Calex’s legal notice said:
“The addiction to the Fortnite game has real consequences for the lives of players: Several don’t eat or shower, and no longer socialize.”
Fortnite belongs to the class of games known as “Free-to-Play,” or F2P, which allow players to acquire the game for free—but they also have the option of speeding up their progress by making in-game purchases.
Many F2P games have daily revenues raised by games can reach from the tens of thousands to over a million dollars. Fortnite, an industry leader, has become a massive cultural phenomenon since it took 2018 by storm, and managed to generate $3 billion in revenue for Epic Games last year.
Lawyer Jean-Philippe Caron, who helped bring the lawsuit, accused the game creators of enlisting the help of “psychologists to help make the game addictive.”

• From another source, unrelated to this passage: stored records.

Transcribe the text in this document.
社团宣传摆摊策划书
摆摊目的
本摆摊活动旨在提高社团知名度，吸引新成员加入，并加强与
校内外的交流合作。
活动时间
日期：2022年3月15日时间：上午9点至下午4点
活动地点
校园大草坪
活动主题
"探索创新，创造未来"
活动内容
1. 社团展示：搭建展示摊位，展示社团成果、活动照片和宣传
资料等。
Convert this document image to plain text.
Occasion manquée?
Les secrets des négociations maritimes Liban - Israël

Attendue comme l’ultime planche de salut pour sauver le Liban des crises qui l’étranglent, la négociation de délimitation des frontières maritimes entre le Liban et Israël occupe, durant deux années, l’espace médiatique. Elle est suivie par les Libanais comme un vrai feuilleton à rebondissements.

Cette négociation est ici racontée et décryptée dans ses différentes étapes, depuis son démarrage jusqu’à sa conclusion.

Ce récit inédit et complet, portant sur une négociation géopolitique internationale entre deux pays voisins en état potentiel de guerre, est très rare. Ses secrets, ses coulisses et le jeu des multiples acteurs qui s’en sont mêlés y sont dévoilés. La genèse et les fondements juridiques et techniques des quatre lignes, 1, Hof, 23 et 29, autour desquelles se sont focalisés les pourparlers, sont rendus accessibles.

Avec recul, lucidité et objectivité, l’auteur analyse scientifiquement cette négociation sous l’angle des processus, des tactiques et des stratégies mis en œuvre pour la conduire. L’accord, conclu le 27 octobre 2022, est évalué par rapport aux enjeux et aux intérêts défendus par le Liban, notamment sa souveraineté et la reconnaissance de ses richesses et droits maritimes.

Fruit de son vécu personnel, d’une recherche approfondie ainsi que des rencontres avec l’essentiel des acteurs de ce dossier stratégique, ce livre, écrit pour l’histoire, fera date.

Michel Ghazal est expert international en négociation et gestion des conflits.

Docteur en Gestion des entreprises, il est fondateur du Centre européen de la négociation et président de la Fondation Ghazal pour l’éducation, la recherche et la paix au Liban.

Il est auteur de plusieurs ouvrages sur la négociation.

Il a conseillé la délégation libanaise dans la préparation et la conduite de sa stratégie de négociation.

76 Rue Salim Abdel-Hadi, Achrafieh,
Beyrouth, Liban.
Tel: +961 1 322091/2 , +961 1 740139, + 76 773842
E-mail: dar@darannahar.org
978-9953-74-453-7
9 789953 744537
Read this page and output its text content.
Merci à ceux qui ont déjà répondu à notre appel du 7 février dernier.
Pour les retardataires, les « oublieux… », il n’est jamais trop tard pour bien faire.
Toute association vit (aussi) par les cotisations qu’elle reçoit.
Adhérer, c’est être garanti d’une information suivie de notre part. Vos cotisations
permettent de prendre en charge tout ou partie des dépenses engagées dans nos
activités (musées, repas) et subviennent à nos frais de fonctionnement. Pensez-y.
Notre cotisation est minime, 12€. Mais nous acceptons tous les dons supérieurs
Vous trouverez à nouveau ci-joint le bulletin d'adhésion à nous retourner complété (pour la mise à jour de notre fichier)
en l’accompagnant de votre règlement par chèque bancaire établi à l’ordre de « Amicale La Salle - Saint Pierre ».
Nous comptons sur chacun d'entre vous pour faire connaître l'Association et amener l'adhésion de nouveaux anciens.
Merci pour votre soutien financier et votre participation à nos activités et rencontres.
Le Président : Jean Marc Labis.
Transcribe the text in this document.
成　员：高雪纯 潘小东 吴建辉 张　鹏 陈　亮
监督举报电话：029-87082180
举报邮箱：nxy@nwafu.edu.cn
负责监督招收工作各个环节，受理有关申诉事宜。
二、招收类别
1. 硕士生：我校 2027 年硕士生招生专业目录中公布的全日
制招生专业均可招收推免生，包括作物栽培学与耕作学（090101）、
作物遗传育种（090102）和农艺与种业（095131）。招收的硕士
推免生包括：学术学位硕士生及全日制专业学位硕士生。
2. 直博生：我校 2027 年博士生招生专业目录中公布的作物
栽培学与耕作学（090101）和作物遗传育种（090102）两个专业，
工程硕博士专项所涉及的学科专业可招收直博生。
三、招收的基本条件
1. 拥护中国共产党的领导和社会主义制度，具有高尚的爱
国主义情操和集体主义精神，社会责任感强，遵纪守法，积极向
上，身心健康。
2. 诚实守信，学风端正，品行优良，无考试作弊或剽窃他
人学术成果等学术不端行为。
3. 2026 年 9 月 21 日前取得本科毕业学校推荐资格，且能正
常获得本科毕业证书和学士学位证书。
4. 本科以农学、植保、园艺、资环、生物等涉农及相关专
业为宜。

In a 2010 article by industry magazine Gamasutra, Settlers Online game designer Teut Weidemann gave a glimpse into the mindsets of game developers, revealing an openly cynical approach to consumers.
In the interview, the designer touted the seven biblical sins—vanity, envy, gluttony, lust, anger, greed, sloth—as a go-to guide for “monetizing all the weakness of people” while keeping them “addicted and make them keep playing.”
Christopher Schmitz, a colleague of Weidemann, added:
“Game design is not about game design anymore — now it’s about business.
“We do exploit them, but they should not feel like they’re treated in a bad way.”